I'm busy trying to use ort to run the ONNX models of CLIP, hosted here:
https://clip-as-service.s3.us-east-2.amazonaws.com/models/onnx/ViT-B-32/visual.onnx
https://clip-as-service.s3.us-east-2.amazonaws.com/models/onnx/ViT-B-32/textual.onnx
(Which I found in https://github.com/Lednik7/CLIP-ONNX)
I can get the model to work, but only if I provide it exactly 77 tokens. I'm hoping to figure out how to get it to work with arbitrary numbers of tokens.
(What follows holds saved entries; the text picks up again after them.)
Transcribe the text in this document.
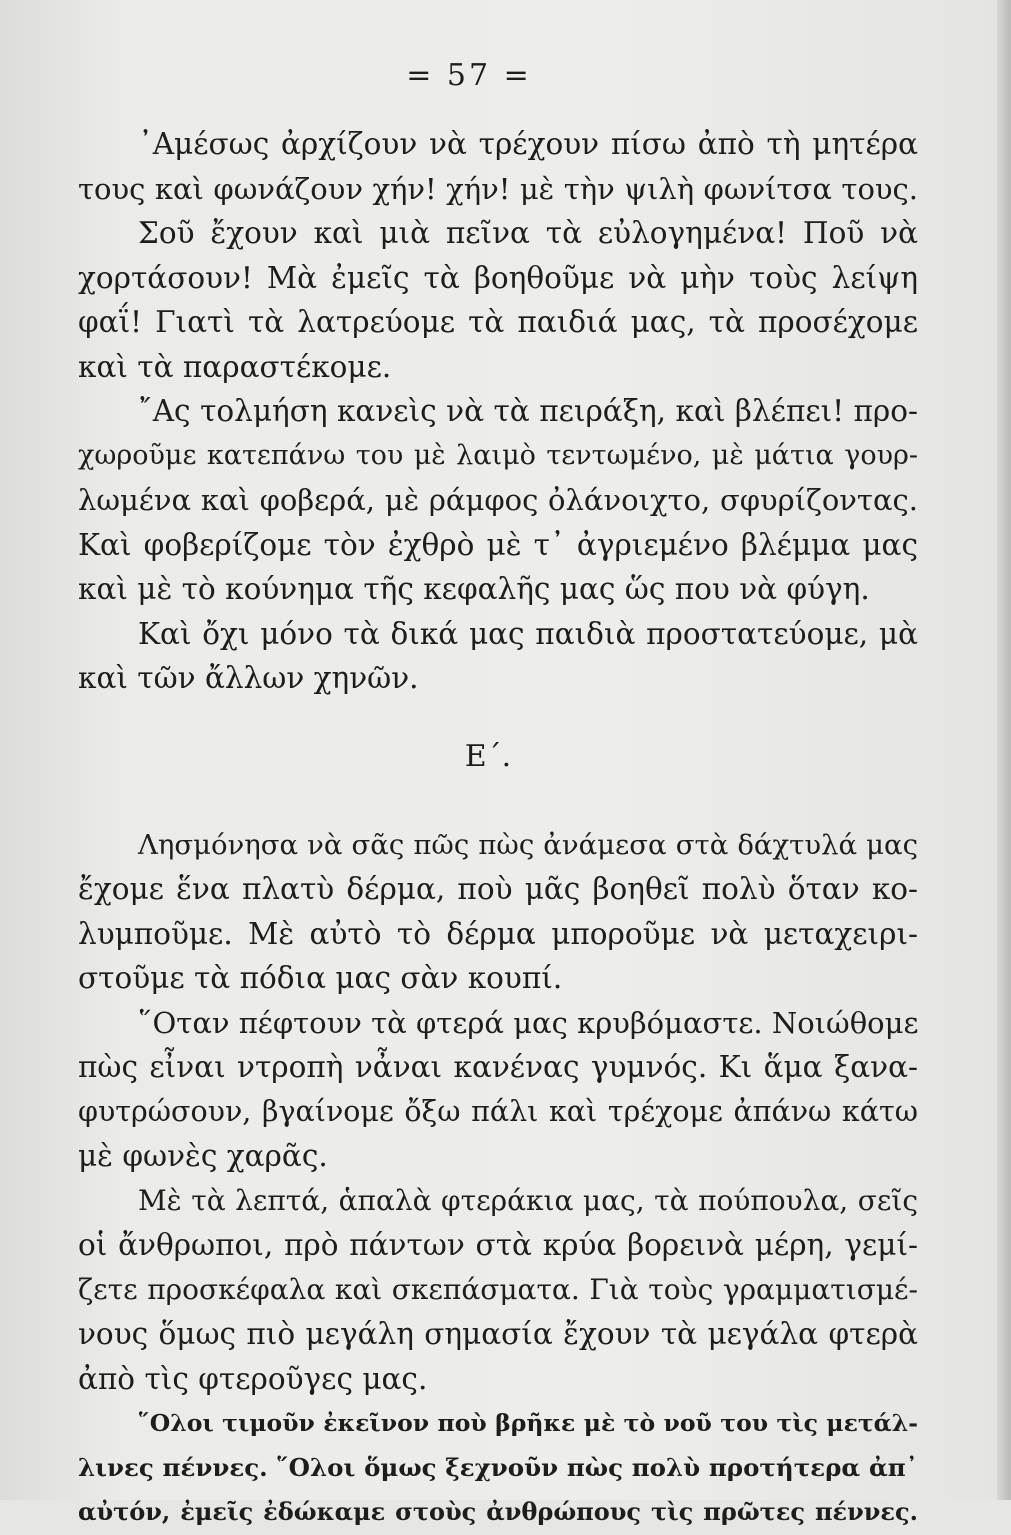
= 57 =
᾽Αμέσως ἀρχίζουν νὰ τρέχουν πίσω ἀπὸ τὴ μητέρα
τους καὶ φωνάζουν χήν! χήν! μὲ τὴν ψιλὴ φωνίτσα τους.
Σοῦ ἔχουν καὶ μιὰ πεῖνα τὰ εὐλογημένα! Ποῦ νὰ
χορτάσουν! Μὰ ἐμεῖς τὰ βοηθοῦμε νὰ μὴν τοὺς λείψη
φαΐ! Γιατὶ τὰ λατρεύομε τὰ παιδιά μας, τὰ προσέχομε
καὶ τὰ παραστέκομε.
῎Ας τολμήση κανεὶς νὰ τὰ πειράξη, καὶ βλέπει! προ-
χωροῦμε κατεπάνω του μὲ λαιμὸ τεντωμένο, μὲ μάτια γουρ-
λωμένα καὶ φοβερά, μὲ ράμφος ὀλάνοιχτο, σφυρίζοντας.
Καὶ φοβερίζομε τὸν ἐχθρὸ μὲ τ᾽ ἀγριεμένο βλέμμα μας
καὶ μὲ τὸ κούνημα τῆς κεφαλῆς μας ὥς που νὰ φύγη.
Καὶ ὄχι μόνο τὰ δικά μας παιδιὰ προστατεύομε, μὰ
καὶ τῶν ἄλλων χηνῶν.
Ε΄.
Λησμόνησα νὰ σᾶς πῶς πὼς ἀνάμεσα στὰ δάχτυλά μας
ἔχομε ἕνα πλατὺ δέρμα, ποὺ μᾶς βοηθεῖ πολὺ ὅταν κο-
λυμποῦμε. Μὲ αὐτὸ τὸ δέρμα μποροῦμε νὰ μεταχειρι-
στοῦμε τὰ πόδια μας σὰν κουπί.
῞Οταν πέφτουν τὰ φτερά μας κρυβόμαστε. Νοιώθομε
πὼς εἶναι ντροπὴ νἆναι κανένας γυμνός. Κι ἅμα ξανα-
φυτρώσουν, βγαίνομε ὄξω πάλι καὶ τρέχομε ἀπάνω κάτω
μὲ φωνὲς χαρᾶς.
Μὲ τὰ λεπτά, ἁπαλὰ φτεράκια μας, τὰ πούπουλα, σεῖς
οἱ ἄνθρωποι, πρὸ πάντων στὰ κρύα βορεινὰ μέρη, γεμί-
ζετε προσκέφαλα καὶ σκεπάσματα. Γιὰ τοὺς γραμματισμέ-
νους ὅμως πιὸ μεγάλη σημασία ἔχουν τὰ μεγάλα φτερὰ
ἀπὸ τὶς φτεροῦγες μας.
῞Ολοι τιμοῦν ἐκεῖνον ποὺ βρῆκε μὲ τὸ νοῦ του τὶς μετάλ-
λινες πέννες. ῞Ολοι ὅμως ξεχνοῦν πὼς πολὺ προτήτερα ἀπ᾽
αὐτόν, ἐμεῖς ἐδώκαμε στοὺς ἀνθρώπους τὶς πρῶτες πέννες.
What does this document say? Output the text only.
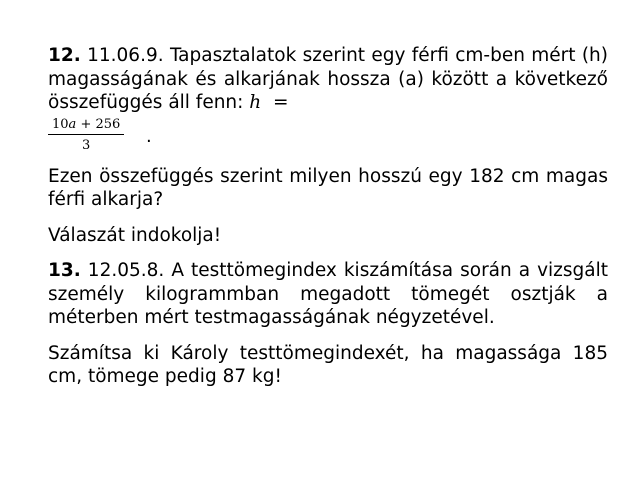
12. 11.06.9. Tapasztalatok szerint egy férfi cm-ben mért (h) magasságának és alkarjának hossza (a) között a következő összefüggés áll fenn: h =

$\frac{10a + 256}{3}$ .

Ezen összefüggés szerint milyen hosszú egy 182 cm magas férfi alkarja?

Válaszát indokolja!

13. 12.05.8. A testtömegindex kiszámítása során a vizsgált személy kilogrammban megadott tömegét osztják a méterben mért testmagasságának négyzetével.

Számítsa ki Károly testtömegindexét, ha magassága 185 cm, tömege pedig 87 kg!
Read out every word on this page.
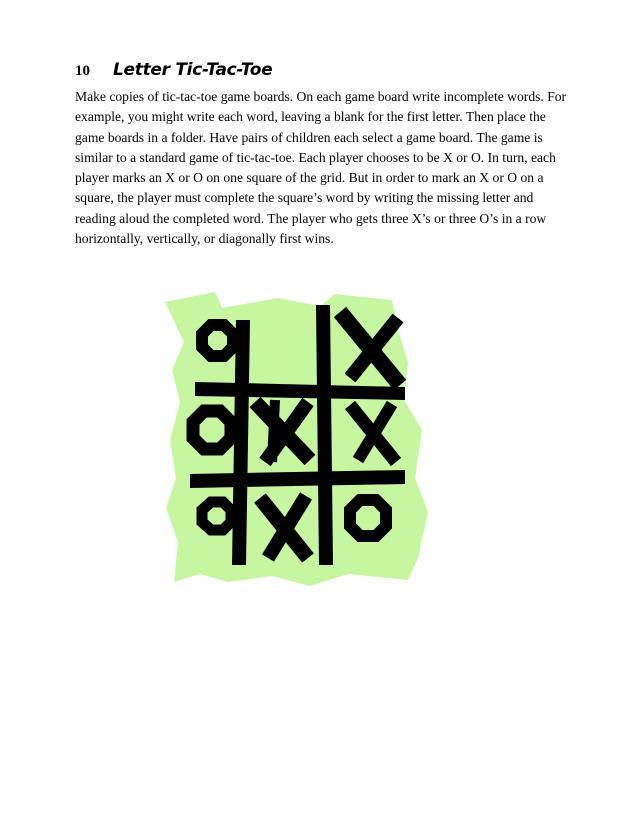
10	Letter Tic-Tac-Toe

Make copies of tic-tac-toe game boards. On each game board write incomplete words. For example, you might write each word, leaving a blank for the first letter. Then place the game boards in a folder. Have pairs of children each select a game board. The game is similar to a standard game of tic-tac-toe. Each player chooses to be X or O. In turn, each player marks an X or O on one square of the grid. But in order to mark an X or O on a square, the player must complete the square’s word by writing the missing letter and reading aloud the completed word. The player who gets three X’s or three O’s in a row horizontally, vertically, or diagonally first wins.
Here's the code that works, but I've had to make the input string be exactly 77 tokens long:
use instant_clip_tokenizer::{Token, Tokenizer};
use ndarray::{Array1, Array2, Axis};
use ort::{inputs, GraphOptimizationLevel, Session};
pub fn load_text_model() -> ort::Result<()> {
// The ONNX file has already been saved to models/textual.onnx
// `wget https://clip-as-service.s3.us-east-2.amazonaws.com/models/onnx/ViT-B-32/textual.onnx -O models/textual.onnx`
let text_model = Session::builder()?
.with_optimization_level(GraphOptimizationLevel::Level3)?
.with_intra_threads(1)?
.with_model_from_file("models/textual.onnx")?;
// The tokenizer comes from
// https://docs.rs/instant-clip-tokenizer/0.1.0/instant_clip_tokenizer
let tokenizer = Tokenizer::new();
// See `tokenize(...)` below. The string I give here is just a dummy piece of text that
// ends up being 77 tokens long.
let tokens = tokenize(tokenizer, "Hi there my name is john and I like to walk in the park with my son and daughter. when we go walking in the sun I like to feel it warm my neck and I like to hold their hands as they tell me about their day. sometimes they have had a poor day and it makes me sad to hear about their poor day but other times I hear about")
.iter()
.map(|tk| *tk as i64)
.collect::<Vec<_>>();
let mut tokens = Array1::from_iter(tokens);
// Preprocess the tokens into the right shape
let array = tokens.view().insert_axis(Axis(0));
let inputs = inputs!["input" => array]?;
// Pass the inputs through the model
let model_output = text_model.run(inputs)?;
// Extract the embedding from the model
let outputs = model_output["output"].extract_tensor::<f32>()?;
// This tensor is correct, I've verified it with a Python CLIP model
println!("Output Tensor: {:?}", outputs);
Ok(())
}
fn tokenize(tokenizer: Tokenizer, text: &str) -> Vec<u16> {
let mut tokens = vec![tokenizer.start_of_text()];
tokenizer.encode(text, &mut tokens);
tokens.push(tokenizer.end_of_text());
tokens.into_iter().map(Token::to_u16).collect()
}
If I change the string to be a bit shorter or a bit longer:
...
let tokens = tokenize(tokenizer, "short string")
...
Then I get this error:
called `Result::unwrap()` on an `Err` value: SessionRun(Msg("
Got invalid dimensions for input: input for the following indices\n
index: 1 Got: 4 Expected: 77\n
Please fix either the inputs or the model."))
I feel like maybe I'm missing some "padding" tokens to make my input be 77 tokens long, but I'm not sure how I'd go about adding those? Also I'm not sure what to do if I want to input a piece of text that's longer than 77 tokens?